To the extent that registration with the IRS is required, the directors or Cayman Islands based administrator providing the directors can facilitate the registration process and work with the trustee and collateral manager to ensure that the CLO Issuer is in compliance by 1 January 2015.
MaplesFS has already set up a FATCA working group to provide such services and will work with the relevant CLO Issuer and transaction parties to register and obtain the GIIN, if necessary.

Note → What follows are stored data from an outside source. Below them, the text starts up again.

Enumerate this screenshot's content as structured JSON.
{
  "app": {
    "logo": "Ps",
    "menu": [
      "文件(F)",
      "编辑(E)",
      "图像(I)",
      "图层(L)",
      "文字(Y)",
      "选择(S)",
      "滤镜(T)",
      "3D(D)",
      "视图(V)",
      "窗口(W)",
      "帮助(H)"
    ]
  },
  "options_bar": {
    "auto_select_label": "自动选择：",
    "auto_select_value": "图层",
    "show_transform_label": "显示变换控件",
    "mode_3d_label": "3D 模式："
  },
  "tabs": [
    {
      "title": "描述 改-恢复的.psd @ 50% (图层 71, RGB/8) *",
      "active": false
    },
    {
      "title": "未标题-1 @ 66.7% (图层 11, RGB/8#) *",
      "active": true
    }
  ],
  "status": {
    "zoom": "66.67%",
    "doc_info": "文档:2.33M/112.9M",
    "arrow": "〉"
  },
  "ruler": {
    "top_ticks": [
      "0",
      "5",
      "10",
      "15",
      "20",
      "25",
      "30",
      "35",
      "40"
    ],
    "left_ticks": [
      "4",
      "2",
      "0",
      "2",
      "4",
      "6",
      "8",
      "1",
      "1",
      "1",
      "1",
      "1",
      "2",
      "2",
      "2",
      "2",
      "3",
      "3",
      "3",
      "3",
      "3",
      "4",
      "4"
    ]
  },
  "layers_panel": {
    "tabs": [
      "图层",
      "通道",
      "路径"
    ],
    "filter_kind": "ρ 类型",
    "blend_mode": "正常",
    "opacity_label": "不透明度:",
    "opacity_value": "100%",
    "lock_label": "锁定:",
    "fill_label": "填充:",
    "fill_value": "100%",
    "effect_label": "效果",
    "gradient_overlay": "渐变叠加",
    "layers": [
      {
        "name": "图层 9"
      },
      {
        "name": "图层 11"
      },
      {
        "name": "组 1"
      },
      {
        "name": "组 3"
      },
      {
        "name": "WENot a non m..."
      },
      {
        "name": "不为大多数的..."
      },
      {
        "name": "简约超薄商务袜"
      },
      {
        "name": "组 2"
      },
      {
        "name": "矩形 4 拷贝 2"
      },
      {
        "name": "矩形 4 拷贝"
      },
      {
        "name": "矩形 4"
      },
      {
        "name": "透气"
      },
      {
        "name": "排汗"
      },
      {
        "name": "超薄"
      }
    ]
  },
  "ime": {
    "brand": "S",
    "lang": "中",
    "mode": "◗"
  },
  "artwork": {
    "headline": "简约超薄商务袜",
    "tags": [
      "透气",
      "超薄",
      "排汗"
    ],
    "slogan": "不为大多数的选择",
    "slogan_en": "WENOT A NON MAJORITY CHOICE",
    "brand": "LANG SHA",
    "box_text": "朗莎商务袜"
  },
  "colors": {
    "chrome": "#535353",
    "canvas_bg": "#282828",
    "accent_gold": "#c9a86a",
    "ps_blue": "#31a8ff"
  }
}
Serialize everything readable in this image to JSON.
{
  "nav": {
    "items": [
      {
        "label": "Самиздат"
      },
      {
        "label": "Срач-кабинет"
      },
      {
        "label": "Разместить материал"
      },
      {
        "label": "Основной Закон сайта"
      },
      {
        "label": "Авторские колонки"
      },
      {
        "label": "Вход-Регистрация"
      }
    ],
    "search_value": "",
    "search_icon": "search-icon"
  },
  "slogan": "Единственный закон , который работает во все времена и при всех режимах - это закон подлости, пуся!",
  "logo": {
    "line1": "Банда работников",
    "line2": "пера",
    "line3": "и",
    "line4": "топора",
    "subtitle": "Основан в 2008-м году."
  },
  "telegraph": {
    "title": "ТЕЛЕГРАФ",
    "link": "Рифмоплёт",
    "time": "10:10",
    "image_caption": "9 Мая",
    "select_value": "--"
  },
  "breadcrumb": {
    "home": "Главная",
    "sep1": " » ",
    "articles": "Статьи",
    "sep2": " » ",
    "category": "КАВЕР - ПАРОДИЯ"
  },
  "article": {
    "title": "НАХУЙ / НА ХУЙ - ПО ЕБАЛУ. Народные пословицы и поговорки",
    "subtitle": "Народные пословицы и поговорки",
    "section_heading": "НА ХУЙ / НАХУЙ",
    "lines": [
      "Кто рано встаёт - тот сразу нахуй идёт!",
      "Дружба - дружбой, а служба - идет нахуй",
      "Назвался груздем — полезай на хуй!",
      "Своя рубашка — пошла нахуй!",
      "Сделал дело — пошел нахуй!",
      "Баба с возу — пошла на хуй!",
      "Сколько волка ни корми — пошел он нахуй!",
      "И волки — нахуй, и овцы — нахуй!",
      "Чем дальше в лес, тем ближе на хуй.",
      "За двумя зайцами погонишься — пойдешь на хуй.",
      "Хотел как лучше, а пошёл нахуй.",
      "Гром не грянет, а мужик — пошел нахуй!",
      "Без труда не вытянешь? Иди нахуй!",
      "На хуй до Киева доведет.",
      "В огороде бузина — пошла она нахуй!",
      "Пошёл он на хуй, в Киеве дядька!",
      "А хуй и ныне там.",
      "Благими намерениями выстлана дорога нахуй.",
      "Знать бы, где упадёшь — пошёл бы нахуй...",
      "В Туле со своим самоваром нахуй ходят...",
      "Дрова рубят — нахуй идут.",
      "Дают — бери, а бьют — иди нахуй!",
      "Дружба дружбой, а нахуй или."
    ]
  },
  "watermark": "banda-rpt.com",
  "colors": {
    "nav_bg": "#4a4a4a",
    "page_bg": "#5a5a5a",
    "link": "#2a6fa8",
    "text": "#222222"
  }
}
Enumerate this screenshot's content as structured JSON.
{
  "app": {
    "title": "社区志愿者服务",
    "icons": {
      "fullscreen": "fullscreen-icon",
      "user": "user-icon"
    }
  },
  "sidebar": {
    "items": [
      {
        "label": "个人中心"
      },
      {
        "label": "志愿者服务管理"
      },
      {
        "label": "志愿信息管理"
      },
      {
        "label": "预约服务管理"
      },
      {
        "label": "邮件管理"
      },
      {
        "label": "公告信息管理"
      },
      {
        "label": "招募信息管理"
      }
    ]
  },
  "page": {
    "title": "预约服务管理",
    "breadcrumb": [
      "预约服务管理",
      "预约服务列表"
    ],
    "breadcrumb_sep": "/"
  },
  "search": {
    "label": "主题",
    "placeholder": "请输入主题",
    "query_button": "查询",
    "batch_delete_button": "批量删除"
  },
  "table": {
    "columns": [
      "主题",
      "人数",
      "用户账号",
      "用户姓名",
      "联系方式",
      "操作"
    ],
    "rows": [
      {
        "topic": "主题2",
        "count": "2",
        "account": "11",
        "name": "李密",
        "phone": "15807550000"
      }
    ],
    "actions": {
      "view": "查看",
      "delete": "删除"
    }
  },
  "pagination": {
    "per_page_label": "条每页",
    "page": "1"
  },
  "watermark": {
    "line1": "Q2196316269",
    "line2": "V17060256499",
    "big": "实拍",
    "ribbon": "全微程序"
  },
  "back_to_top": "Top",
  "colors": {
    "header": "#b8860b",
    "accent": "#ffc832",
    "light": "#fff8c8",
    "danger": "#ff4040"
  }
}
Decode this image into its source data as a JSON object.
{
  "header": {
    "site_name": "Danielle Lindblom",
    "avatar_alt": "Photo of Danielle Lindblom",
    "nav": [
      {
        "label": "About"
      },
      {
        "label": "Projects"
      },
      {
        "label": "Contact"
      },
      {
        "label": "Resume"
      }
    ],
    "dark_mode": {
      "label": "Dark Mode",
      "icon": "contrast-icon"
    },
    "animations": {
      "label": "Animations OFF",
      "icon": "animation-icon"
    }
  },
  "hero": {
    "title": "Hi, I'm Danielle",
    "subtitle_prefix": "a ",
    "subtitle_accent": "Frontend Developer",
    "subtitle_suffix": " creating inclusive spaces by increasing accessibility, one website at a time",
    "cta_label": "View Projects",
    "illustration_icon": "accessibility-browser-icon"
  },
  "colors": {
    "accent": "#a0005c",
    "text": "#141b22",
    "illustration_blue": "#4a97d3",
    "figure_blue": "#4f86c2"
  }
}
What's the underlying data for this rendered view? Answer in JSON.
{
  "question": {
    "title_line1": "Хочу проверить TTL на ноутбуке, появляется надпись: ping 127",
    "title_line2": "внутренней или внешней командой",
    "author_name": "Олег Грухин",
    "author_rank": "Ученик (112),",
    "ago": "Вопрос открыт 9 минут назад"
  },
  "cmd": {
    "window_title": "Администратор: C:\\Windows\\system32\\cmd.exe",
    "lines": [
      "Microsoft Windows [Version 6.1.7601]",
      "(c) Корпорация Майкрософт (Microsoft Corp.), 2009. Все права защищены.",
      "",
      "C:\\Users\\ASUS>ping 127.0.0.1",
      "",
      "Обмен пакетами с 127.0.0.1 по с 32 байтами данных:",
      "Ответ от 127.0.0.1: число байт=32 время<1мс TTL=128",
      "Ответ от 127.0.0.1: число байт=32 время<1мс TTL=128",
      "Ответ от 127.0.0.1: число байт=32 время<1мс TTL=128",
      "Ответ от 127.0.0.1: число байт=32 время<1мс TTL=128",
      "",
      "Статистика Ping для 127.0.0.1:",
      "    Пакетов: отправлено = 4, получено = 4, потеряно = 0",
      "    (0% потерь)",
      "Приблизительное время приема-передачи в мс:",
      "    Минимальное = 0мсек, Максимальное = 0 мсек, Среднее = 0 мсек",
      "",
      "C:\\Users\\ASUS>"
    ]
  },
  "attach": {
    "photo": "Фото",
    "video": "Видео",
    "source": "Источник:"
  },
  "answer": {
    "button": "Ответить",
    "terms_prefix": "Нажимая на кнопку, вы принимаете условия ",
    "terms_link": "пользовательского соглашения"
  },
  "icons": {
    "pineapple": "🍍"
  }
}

1 Maples and Calder is only qualified to advise on Cayman Islands, British Virgin Islands and Irish law and does not purport to offer any legal advice on FATCA or the final regulations issued pursuant to FATCA, being US legislation. In order to provide the summary in this update, this involves reference, however, to various provisions under FATCA, but only for the purpose of highlighting the relevant terms of the IGA that could be applicable.
2 Maples and Calder has been assisting ISDA, LTSA and SIFMA and their onshore counsel with the proposals.